Stress-Dependent Wave Propagation in Fractured Rocks With Nonlinear Elastic and Hyperelastic Deformations

Abstract

Stress-induced progressive deformations in fractured rocks with increasing differential stress generally undergo nonlinear elastic (due to crack closure), hyperelastic (due to stress accumulation), and inelastic (due to crack growth) deformations prior to mechanical failure. Wave propagation in such rocks involves the complex interaction of fracture- and stress-induced changes in both velocity and anisotropy. By focusing on nonlinear elastic and hyperelastic deformations, we incorporate acoustoelasticity into the traditional Hudson and Padé–Hudson models of penny-shaped ellipsoidal cracks to describe the coupling of fracture- and stress-induced anisotropies.
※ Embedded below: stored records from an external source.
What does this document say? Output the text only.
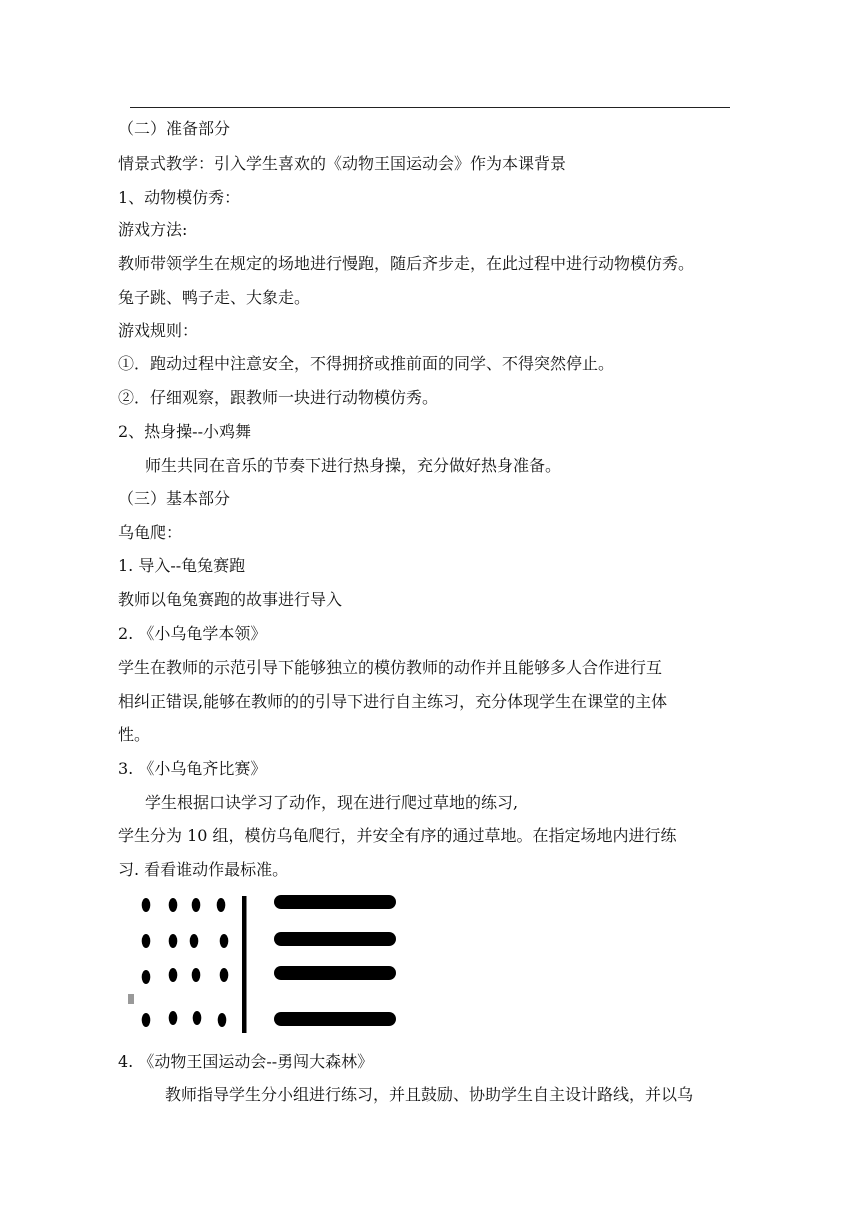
（二）准备部分
情景式教学：引入学生喜欢的《动物王国运动会》作为本课背景
1、动物模仿秀：
游戏方法:
教师带领学生在规定的场地进行慢跑，随后齐步走，在此过程中进行动物模仿秀。
兔子跳、鸭子走、大象走。
游戏规则：
①．跑动过程中注意安全，不得拥挤或推前面的同学、不得突然停止。
②．仔细观察，跟教师一块进行动物模仿秀。
2、热身操--小鸡舞
师生共同在音乐的节奏下进行热身操，充分做好热身准备。
（三）基本部分
乌龟爬：
1. 导入--龟兔赛跑
教师以龟兔赛跑的故事进行导入
2. 《小乌龟学本领》
学生在教师的示范引导下能够独立的模仿教师的动作并且能够多人合作进行互
相纠正错误,能够在教师的的引导下进行自主练习，充分体现学生在课堂的主体
性。
3. 《小乌龟齐比赛》
学生根据口诀学习了动作，现在进行爬过草地的练习,
学生分为 10 组，模仿乌龟爬行，并安全有序的通过草地。在指定场地内进行练
习. 看看谁动作最标准。
4. 《动物王国运动会--勇闯大森林》
教师指导学生分小组进行练习，并且鼓励、协助学生自主设计路线，并以乌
The resulting acoustoelastic Hudson model (AHM) and Padé AHM can be used to describe the stress-dependent anisotropy of fractured rocks with varying crack densities. We integrate the dual-porosity model into the Padé AHM to account for the stress-induced closure of cracks with nonlinear elastic deformations. The plane-wave analyses and effective-moduli calculations of fractured rocks with varying crack densities and loading stresses determine the accuracy of these models under the isotropic (hydrostatic) and anisotropic (uniaxial and pure-shear) prestresses. The resulting Thomsen parameters are applied to experimental data to validate their applicability. Finite-difference simulations are implemented to differentiate the contribution of fracture- and stress-induced anisotropies through wavefront changes, depending on fracture orientation, crack density, prestress mode, and loading direction. Particular attention is paid to the anisotropic prestress perpendicular to the fracture strike, where the stress-induced crack closure reduces the fracture anisotropy so that the stress-induced anisotropy dominates the shape of wavefronts.